There are two distinct categories when it comes to the relationship between our emotions and the KonMari Method of tidying your living environment by vanquishing clutter and embracing only what sparks joy.

One is using KonMari to cleanse your emotional state of being, a topic glossy magazines geared toward women love to discuss. Vogue, for example, offers advice on “how to use the KonMari method to organize your emotional clutter.”

KonMari Process Emotions

When it comes to KonMari and emotions, there’s a more prominent issue to consider. Decluttering to improve your life through the KonMari process can spark intense emotions other than joy during the series of tidying lessons that proceed by category, not room-by-room.

“Tidying is the act of confronting yourself,” says Marie Kondo, whose book TheLife-Changing Magic of Tidying Up: The Japanese Art of Decluttering andOrganizing offers many insights into how saying goodbye to things as part of decluttering triggers intense emotions tied to thoughts and anxieties about your past and hopes and fears about your future.

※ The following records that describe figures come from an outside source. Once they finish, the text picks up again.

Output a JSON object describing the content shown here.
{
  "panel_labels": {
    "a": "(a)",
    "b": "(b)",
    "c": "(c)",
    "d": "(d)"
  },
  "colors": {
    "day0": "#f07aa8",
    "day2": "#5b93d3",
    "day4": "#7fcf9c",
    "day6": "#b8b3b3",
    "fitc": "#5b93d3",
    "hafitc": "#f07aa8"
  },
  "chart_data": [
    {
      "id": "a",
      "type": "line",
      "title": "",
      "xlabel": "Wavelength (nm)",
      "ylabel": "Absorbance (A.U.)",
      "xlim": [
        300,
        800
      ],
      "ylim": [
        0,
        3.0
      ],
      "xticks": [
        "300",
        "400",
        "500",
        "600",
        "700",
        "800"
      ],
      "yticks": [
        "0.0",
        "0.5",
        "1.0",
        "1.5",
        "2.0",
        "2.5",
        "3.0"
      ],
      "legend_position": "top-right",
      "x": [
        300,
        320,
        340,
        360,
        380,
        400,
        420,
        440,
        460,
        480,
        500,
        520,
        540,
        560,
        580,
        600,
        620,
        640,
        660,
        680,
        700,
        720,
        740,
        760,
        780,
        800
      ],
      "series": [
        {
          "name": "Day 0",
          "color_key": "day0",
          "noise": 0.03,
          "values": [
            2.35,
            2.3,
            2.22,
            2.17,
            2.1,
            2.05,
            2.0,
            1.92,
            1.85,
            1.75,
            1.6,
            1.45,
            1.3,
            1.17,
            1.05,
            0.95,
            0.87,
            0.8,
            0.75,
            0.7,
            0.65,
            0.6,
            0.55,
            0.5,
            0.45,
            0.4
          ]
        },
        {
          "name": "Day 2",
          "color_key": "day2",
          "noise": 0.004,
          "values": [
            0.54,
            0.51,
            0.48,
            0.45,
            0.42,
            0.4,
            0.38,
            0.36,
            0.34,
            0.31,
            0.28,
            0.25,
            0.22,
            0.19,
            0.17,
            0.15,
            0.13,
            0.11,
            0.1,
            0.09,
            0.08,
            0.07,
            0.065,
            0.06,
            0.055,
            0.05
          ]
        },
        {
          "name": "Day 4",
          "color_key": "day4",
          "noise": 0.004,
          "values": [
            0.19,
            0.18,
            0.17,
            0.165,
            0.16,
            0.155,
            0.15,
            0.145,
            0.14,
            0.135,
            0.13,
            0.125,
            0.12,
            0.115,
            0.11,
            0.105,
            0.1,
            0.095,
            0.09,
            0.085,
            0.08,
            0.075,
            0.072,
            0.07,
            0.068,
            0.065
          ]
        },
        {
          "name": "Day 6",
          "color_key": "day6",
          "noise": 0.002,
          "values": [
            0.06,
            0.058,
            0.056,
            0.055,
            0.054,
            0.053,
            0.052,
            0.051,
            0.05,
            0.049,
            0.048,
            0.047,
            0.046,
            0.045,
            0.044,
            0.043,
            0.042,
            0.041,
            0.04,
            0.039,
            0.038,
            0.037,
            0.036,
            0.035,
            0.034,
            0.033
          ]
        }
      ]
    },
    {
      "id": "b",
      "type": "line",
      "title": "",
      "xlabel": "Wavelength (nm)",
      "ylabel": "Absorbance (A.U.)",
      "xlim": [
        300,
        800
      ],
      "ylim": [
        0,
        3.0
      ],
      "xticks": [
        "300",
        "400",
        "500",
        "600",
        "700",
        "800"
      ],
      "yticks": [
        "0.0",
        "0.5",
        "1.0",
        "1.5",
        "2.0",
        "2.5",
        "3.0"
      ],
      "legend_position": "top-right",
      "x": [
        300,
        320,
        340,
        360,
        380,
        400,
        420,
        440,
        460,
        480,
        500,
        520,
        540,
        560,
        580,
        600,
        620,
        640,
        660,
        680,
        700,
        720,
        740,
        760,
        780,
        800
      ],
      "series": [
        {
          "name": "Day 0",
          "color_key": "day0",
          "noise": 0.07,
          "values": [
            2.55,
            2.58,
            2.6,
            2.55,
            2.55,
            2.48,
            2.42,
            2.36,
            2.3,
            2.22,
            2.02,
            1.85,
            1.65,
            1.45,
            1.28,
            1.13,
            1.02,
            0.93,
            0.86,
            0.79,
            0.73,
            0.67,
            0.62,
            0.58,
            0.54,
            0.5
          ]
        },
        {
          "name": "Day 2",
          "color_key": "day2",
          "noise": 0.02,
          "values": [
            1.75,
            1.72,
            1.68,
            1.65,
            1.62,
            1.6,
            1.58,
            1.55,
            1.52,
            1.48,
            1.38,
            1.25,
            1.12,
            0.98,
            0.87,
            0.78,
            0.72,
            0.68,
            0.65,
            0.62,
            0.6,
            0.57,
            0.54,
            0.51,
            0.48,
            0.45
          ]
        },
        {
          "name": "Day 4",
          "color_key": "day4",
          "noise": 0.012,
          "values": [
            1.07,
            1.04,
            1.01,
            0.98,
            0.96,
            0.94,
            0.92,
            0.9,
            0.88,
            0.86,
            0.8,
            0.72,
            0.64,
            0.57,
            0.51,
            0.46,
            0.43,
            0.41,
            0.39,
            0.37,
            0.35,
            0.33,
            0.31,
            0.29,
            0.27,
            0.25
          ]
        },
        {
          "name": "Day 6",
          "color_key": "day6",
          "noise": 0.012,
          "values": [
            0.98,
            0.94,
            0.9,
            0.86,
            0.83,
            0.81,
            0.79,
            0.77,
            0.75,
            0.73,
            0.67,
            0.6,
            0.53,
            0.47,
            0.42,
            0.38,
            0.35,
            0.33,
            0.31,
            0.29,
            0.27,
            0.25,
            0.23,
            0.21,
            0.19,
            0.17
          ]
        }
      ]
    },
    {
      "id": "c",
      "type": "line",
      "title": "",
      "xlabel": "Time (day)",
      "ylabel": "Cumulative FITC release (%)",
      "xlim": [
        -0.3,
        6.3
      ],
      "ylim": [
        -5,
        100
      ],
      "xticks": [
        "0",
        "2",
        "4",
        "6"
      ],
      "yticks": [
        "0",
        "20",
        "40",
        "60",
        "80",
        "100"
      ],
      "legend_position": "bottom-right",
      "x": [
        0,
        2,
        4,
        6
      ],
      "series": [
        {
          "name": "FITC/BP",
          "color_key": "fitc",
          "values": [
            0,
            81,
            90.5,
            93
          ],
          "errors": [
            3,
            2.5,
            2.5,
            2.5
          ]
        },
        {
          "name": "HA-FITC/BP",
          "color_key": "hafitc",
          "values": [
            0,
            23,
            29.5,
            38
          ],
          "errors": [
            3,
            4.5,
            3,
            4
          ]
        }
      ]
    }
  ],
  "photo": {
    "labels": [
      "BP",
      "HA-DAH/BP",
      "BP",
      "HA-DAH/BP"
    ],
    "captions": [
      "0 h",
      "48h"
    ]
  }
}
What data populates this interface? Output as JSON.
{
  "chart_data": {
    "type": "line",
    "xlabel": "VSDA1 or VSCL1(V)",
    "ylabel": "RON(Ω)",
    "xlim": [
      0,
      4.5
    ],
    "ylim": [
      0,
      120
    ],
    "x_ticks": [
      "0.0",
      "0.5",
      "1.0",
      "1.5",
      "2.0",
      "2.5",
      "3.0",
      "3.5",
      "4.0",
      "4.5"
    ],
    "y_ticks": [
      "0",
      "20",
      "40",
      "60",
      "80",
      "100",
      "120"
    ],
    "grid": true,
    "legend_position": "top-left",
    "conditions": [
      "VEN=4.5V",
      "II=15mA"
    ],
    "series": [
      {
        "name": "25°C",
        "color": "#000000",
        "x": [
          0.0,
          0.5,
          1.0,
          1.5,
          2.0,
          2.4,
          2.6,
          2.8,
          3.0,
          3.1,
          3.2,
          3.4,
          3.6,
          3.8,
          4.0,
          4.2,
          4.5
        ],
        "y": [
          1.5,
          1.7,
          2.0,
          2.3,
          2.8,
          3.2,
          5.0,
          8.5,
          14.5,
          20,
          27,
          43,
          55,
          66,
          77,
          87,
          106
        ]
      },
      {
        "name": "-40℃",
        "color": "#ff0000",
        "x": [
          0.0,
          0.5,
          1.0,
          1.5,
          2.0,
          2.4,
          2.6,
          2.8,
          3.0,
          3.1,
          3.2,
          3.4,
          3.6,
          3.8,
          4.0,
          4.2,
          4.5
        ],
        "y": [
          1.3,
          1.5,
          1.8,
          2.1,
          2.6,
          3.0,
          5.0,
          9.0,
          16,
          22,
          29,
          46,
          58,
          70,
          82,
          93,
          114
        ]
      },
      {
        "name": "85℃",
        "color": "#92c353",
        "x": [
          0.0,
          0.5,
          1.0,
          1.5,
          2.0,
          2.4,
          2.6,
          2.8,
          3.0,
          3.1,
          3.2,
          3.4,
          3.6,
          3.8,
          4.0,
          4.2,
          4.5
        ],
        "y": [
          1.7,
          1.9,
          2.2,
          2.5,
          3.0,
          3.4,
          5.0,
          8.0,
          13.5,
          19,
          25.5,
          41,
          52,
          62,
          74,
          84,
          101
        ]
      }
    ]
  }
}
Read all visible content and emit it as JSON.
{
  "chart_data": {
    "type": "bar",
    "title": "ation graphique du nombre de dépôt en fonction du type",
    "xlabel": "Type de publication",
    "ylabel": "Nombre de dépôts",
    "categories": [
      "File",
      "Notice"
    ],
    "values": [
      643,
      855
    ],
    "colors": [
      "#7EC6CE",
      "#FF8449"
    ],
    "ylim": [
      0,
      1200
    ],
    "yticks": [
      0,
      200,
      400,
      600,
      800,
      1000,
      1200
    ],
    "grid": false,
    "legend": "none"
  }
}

“… when we really delve into the reasons for why we can’t let something go, there are only two: an attachment to the past or a fear for the future,” Marie says in The Life-Changing Magic of Tidying Up. There is a third reason, of course, that the “something” in question sparks joy, which can be a positive side to an attachment to the past.

Changing Your Way of Thinking

Marie Kondo and KonMari actually focus as much on a person’s psyche and thought process as they do on the actual things in your home. Your mental state informs everything from how you act and what you say to the things you possess and how you choose to spend each day.

“People cannot change their habits without first changing their way of thinking,” Marie says in The Life-Changing Magic of Tidying Up.

She elaborates on that thought in the book in this way: “The process of assessing how you feel about the things you own, identifying those that have fulfilled their purpose, expressing your gratitude, and bidding them farewell, is really about examining your inner self, a rite of passage to a new life.”

And who among us examines their inner self without confronting a storm of emotions?

Applying Order to Your Past

Putting your things in order through KonMari means applying order to your past, and accepting a future that will be guided (for the better) by order. In addition to shedding all the things that don’t spark joy, that often means parting with a closet full of unhelpful lifestyle habits—and changing lifestyle habits acquired over many years is often very difficult.

By encouraging people to confront certain aspects of themselves and their lives up to this point, the KonMari Method unleashes a flood of feelings. Sometimes that’s like adrenaline and clients can’t wait to get started.

Just as often, clients’ initial excitement in setting up an appointment to begin the KonMari process will give way to anxiety and even physical symptoms before the first lesson is even underway.

That excited new client might reach out on the morning of the first meeting, almost wanting to cancel, because they physically feel ill from the fear about what they may discover about themselves.

Emotional and Physical Symptoms

After KonMari sessions, at least in the beginning, people may experience increased congestion, digestive changes, sometimes headaches, and extreme fatigue—not from the physical aspect of what we did but from the emotional aspect, and in part from potentially making hundreds of decisions in a day: What does this mean to me? Do I want to keep it? Do I want to discard it?

Another possible effect of engaging fully in the KonMari process is a change in sleep patterns, a desire for excess rest, or an inability to sleep—essentially the same as produced by pronounced anxiety from any life issue.

Usually these things are only felt at the beginning of the KonMari process, but the effects can reoccur when people dig into a tidying category that’s extremely taxing, such as books, papers or collectables. At that point, a client may have a resurgence of physical or emotional “symptoms.”

Compassionate Support for Clients

“I always contact my clients after every visit, and especially after the first visit, to see what they may be experiencing,” says Christine Thorn, the Sage of Interiors and Connecticut’s Certified Bronze KonMari consultant. “I offer words of encouragement and actual suggestions, such as drinking more water, having tea, reading something pleasant, doing yoga, going for a walk, or simply being outside in nature. I’m looking for something that will ground them and help them with what they’re experiencing.”

Not everyone experiences anxiety during the KonMari process, but for those who do it’s a very real thing. There are even Reddit feeds about the intense emotions sparked by the KonMari process.

The struggle, for those who go through it, ends up being worth it. “You’re clearing things out and creating your best life possible, and true authenticity is what your striving for,” says Christine Thorn.

And as Marie Kondo says, “Putting your house in order is the magic that creates a vibrant and happy life,” and “Life truly begins after you put your house in order.”